O sangue desse animal vale mais que ouro e salva milhares de vidas todos os dias

Extraído do caranguejo-ferradura, insumo pode custar até US$ 60 mil por galão e é peça-chave da indústria farmacêutica, mas sua coleta em larga escala preocupa cientistas e ambientalistas

O sangue azul do caranguejo-ferradura, coletado na costa dos EUA, é hoje um dos recursos biológicos mais estratégicos do planeta

O sangue azul do caranguejo-ferradura, coletado na costa dos EUA, é hoje um dos recursos biológicos mais estratégicos do planeta | Google Gemini

O sangue azul do caranguejo-ferradura, coletado na costa dos EUA, é hoje um dos recursos biológicos mais estratégicos do planeta. Essencial para a produção do LAL (Lisado de Amebócitos de Limulus), esse reagente é o padrão global para detectar contaminações em vacinas, remédios e próteses.
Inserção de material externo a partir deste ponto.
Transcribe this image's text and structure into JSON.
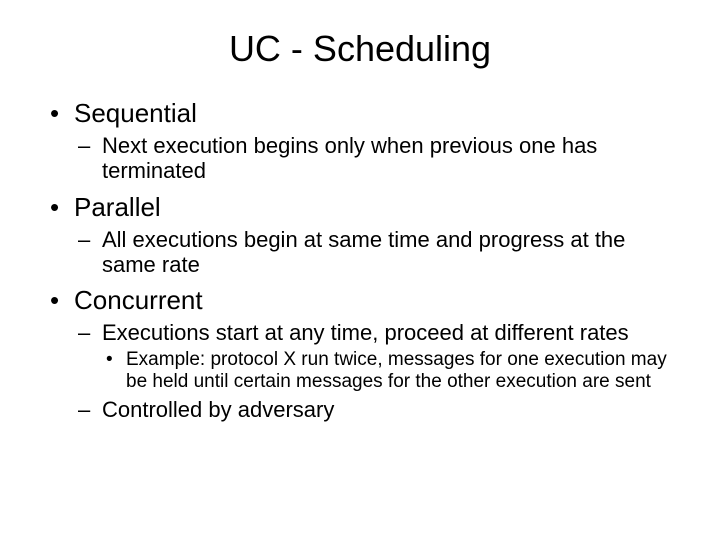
{
  "title": "UC - Scheduling",
  "bullets": {
    "b1": "Sequential",
    "b1_1": "Next execution begins only when previous one has terminated",
    "b2": "Parallel",
    "b2_1": "All executions begin at same time and progress at the same rate",
    "b3": "Concurrent",
    "b3_1": "Executions start at any time, proceed at different rates",
    "b3_1_1": "Example: protocol X run twice, messages for one execution may be held until certain messages for the other execution are sent",
    "b3_2": "Controlled by adversary"
  }
}
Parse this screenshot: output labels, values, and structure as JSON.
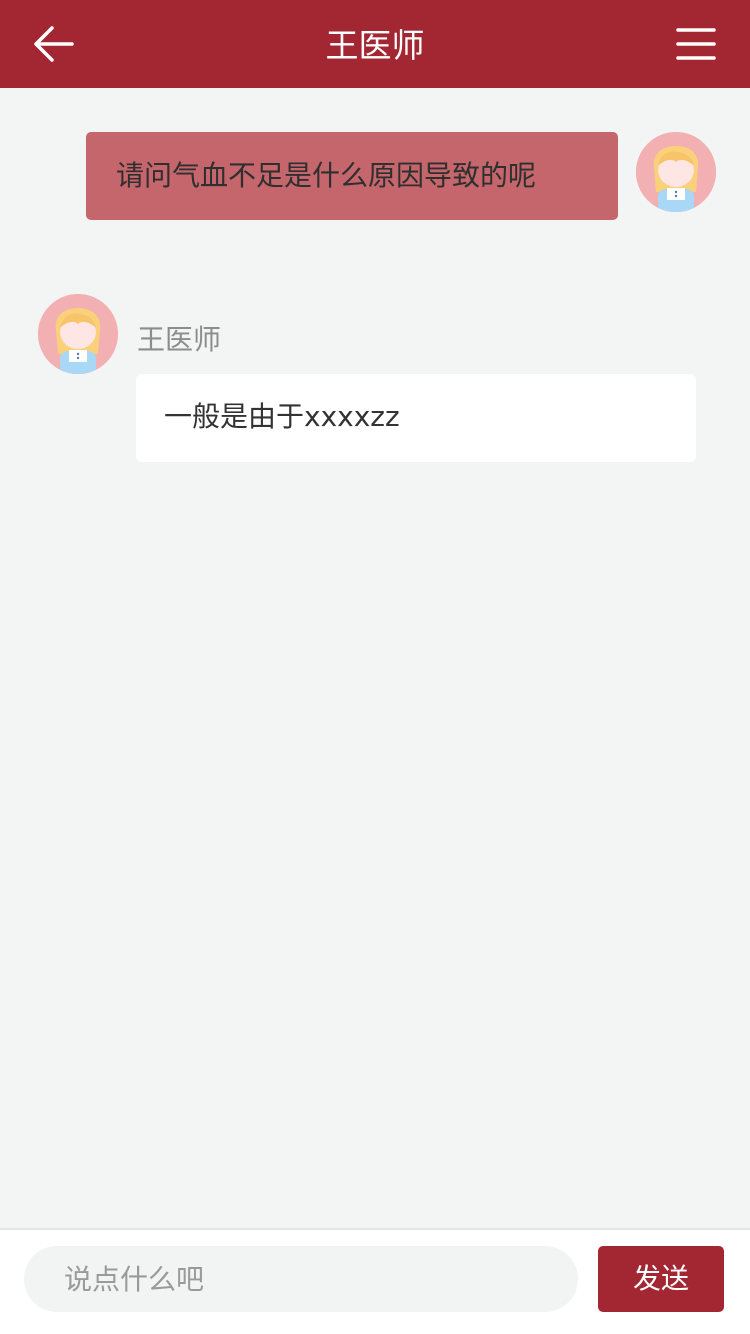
{
  "header": {
    "title": "王医师",
    "back_icon": "arrow-left-icon",
    "menu_icon": "hamburger-menu-icon",
    "background": "#a22732"
  },
  "messages": [
    {
      "direction": "outgoing",
      "text": "请问气血不足是什么原因导致的呢",
      "avatar_icon": "user-avatar-icon",
      "bubble_color": "#c4666c"
    },
    {
      "direction": "incoming",
      "sender": "王医师",
      "text": "一般是由于xxxxzz",
      "avatar_icon": "doctor-avatar-icon",
      "bubble_color": "#ffffff"
    }
  ],
  "composer": {
    "placeholder": "说点什么吧",
    "value": "",
    "send_label": "发送",
    "accent": "#a22732"
  }
}
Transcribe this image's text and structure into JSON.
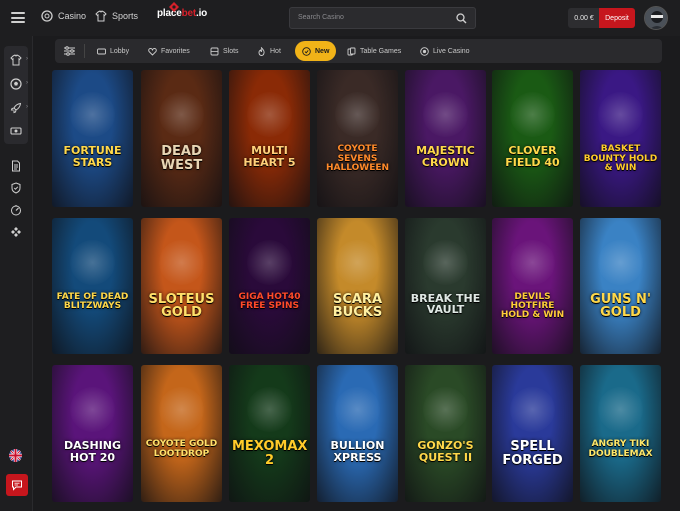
{
  "header": {
    "casino_label": "Casino",
    "sports_label": "Sports",
    "logo_text": "place",
    "logo_accent": "bet",
    "logo_suffix": ".io",
    "search_placeholder": "Search Casino",
    "balance": "0.00 €",
    "deposit_label": "Deposit"
  },
  "categories": [
    {
      "label": "Lobby",
      "icon": "ticket-icon"
    },
    {
      "label": "Favorites",
      "icon": "heart-icon"
    },
    {
      "label": "Slots",
      "icon": "slots-icon"
    },
    {
      "label": "Hot",
      "icon": "flame-icon"
    },
    {
      "label": "New",
      "icon": "new-badge-icon"
    },
    {
      "label": "Table Games",
      "icon": "cards-icon"
    },
    {
      "label": "Live Casino",
      "icon": "live-icon"
    }
  ],
  "active_category": "New",
  "games": [
    {
      "title": "FORTUNE STARS",
      "bg": "#1c4a86",
      "color": "#ffd84a"
    },
    {
      "title": "DEAD WEST",
      "bg": "#5a2a14",
      "color": "#e8d6b4"
    },
    {
      "title": "MULTI HEART 5",
      "bg": "#8a2a06",
      "color": "#ffd07a"
    },
    {
      "title": "COYOTE SEVENS HALLOWEEN",
      "bg": "#3a2a26",
      "color": "#ff8a2a"
    },
    {
      "title": "Majestic Crown",
      "bg": "#4a1864",
      "color": "#ffd84a"
    },
    {
      "title": "CLOVER FIELD 40",
      "bg": "#1a5a14",
      "color": "#ffd84a"
    },
    {
      "title": "BASKET BOUNTY HOLD & WIN",
      "bg": "#3a1884",
      "color": "#ffcc2a"
    },
    {
      "title": "FATE OF DEAD BLITZWAYS",
      "bg": "#134a7a",
      "color": "#ffd84a"
    },
    {
      "title": "SLOTEUS GOLD",
      "bg": "#c4561a",
      "color": "#ffe06a"
    },
    {
      "title": "GIGA HOT40 FREE SPINS",
      "bg": "#2a0a3a",
      "color": "#ff4a2a"
    },
    {
      "title": "SCARA BUCKS",
      "bg": "#c48a2a",
      "color": "#fff0a0"
    },
    {
      "title": "BREAK THE VAULT",
      "bg": "#2a3a2e",
      "color": "#dfe8e4"
    },
    {
      "title": "DEVILS HOTFIRE HOLD & WIN",
      "bg": "#6a147a",
      "color": "#ffcc3a"
    },
    {
      "title": "GUNS N' GOLD",
      "bg": "#3a82c4",
      "color": "#ffd84a"
    },
    {
      "title": "DASHING HOT 20",
      "bg": "#5a147a",
      "color": "#ffffff"
    },
    {
      "title": "COYOTE GOLD LOOTDROP",
      "bg": "#c4661a",
      "color": "#ffe06a"
    },
    {
      "title": "MEXOMAX 2",
      "bg": "#143a1a",
      "color": "#ffcc2a"
    },
    {
      "title": "BULLION XPRESS",
      "bg": "#2a6ab4",
      "color": "#ffffff"
    },
    {
      "title": "Gonzo's Quest II",
      "bg": "#2a4a26",
      "color": "#ffd84a"
    },
    {
      "title": "SPELL FORGED",
      "bg": "#2a3a9a",
      "color": "#ffffff"
    },
    {
      "title": "ANGRY TIKI DOUBLEMAX",
      "bg": "#1a6a8a",
      "color": "#ffe86a"
    }
  ],
  "sidebar": {
    "top_icons": [
      "shirt-icon",
      "soccer-ball-icon",
      "rocket-icon",
      "cash-icon"
    ],
    "mid_icons": [
      "document-icon",
      "shield-icon",
      "speedometer-icon",
      "chips-icon"
    ],
    "language_icon": "uk-flag-icon",
    "chat_icon": "chat-icon",
    "logout_icon": "logout-icon"
  }
}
Por que esse sangue custa US$ 60 mil o galão?

Diferente dos humanos, que usam ferro (hemoglobina), o caranguejo-ferradura usa cobre (hemocianina) para transportar oxigênio, o que confere a cor azulada. Mas o valor real está no seu sistema imunológico:

  • Detector ultra-sensível: O sangue reage instantaneamente a bactérias como E. coli e Salmonella.

  • Alerta biológico: Ao tocar uma bactéria, o líquido vira um gel, isolando a ameaça.

  • Segurança garantida: Praticamente toda vacina ou injetável que você já tomou passou pelo teste deste animal.

O Custo Invisível: 600 mil animais capturados ao ano

A segurança sanitária humana tem um preço alto para o ecossistema. Anualmente, cerca de 600 mil caranguejos são retirados do mar para a drenagem de até 30% de seu sangue.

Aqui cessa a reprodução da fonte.